A hard, taut, honourable man, Siward’s straightforward nature ill-equips him for the shifting terrain of Dunsinane’s 11th century Scottish politics, where appearance and reality are not so readily distinguished. The superb Jonny Phillips brings an imposing martial energy to his spare, sinewy Siward, and real emotion to his character’s struggle with a strange country about which, he slowly realises, he knows nothing.
The play speaks primarily in the voices of the occupiers rather than the occupied; not just in the conversation of high policy in palaces, but in the worldly banter of young English soldiers, and through letters sent home by a Boy Soldier (played by Tom Gill). Greig’s Scotland is a howling heath, and the playwright brings some lovely poetry to bear in his descriptions of a contrary land where Siward’s conclusive and often humane English axioms go to die. Redmond’s Gruach is a statuesque, inscrutable figure, almost an elemental force. She lends the play an almost otherworldly quality that is enhanced by Nick Powell’s score, and the singular, diaphanous beauty of the play’s Gaelic song.
Unlike the commercially motivated Egham (ably played by Alex Mann) Siward is no English asset-stripper: his tragedy is not one of malice, but of misapplied benevolence and lack of understanding. His good intentions lead him astray. It is a disturbing, cautionary message, and of strong contemporary relevance given that our airwaves still crackle with euphemisms about the necessity of “action being taken” in the Middle East.
As this version of Dunsinane opened in Inverness, the House of Commons debated taking military action in Syria, and it is impossible to watch this drama of occupation without perceiving the long shadows cast over it by the Iraq war. That being said, the production does well to ensure these contemporary parallels, although urgent and inevitably at the forefront of our minds, do not overwhelm the drama.

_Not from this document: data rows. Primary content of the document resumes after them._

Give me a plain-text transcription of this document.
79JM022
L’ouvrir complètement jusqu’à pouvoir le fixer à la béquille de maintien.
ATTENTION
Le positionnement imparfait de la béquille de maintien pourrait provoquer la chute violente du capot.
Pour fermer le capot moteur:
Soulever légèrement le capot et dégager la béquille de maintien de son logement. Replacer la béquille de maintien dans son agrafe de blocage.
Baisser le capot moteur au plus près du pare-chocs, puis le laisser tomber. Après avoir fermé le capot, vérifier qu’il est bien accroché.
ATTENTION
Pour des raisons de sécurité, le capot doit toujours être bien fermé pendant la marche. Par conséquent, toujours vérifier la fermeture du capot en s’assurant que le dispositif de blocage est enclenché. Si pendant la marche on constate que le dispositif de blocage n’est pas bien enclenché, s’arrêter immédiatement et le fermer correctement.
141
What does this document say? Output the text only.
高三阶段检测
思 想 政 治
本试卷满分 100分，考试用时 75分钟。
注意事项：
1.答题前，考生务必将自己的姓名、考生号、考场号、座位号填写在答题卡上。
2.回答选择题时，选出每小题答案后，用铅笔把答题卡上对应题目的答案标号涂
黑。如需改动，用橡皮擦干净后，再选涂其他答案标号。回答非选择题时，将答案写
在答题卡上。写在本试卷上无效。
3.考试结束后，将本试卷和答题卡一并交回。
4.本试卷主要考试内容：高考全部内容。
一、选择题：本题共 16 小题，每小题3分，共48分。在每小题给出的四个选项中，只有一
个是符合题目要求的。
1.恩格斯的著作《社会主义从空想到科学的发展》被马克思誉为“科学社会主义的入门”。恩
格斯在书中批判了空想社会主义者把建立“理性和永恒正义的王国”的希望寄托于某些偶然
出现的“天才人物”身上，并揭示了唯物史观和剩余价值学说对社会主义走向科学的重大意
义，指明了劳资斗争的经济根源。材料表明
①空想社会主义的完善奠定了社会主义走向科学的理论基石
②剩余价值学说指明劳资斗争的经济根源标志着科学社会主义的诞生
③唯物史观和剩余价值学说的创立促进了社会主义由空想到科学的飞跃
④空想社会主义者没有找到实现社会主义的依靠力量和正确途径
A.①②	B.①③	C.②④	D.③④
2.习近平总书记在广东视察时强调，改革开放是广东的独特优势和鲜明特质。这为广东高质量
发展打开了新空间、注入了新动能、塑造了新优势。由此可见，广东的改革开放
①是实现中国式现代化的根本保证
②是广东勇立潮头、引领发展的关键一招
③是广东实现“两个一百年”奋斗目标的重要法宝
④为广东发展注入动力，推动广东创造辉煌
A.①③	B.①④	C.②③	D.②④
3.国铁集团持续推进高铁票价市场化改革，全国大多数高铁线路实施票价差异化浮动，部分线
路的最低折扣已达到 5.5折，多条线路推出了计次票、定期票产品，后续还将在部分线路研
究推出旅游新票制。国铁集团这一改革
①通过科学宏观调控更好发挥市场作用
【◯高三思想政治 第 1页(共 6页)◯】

Those expecting a dark drama or an earnest history play in Dunsinane will find that it takes an unexpectedly comic turn. From the knockabout Inbetweeners-esque larks of the English soldiers, to the assumed languor and bone-dry wit of Grierson’s Malcolm, Greig gives his actors a droll script with which to work. However, achieving an effective balance between the play’s comic and tragic elements is an ambitious and tricky dramatic task, and this production did not fully manage to pull it off. While some leavening wit is welcome, more than once the humour dissipated hard-won, tragic moments. One scene in particular, which ought to have been pitiful and rending, was given away, far too cheaply, for a cackle. Much better is the final act, which provides a conclusion with a more appropriate sense of emotional gravitas.
Though not an unqualified success, the force of Phillips’ central performance, his impressive actorly chemistry with Redmond, and the ambition of Greig’s material, give this entertaining production real strength.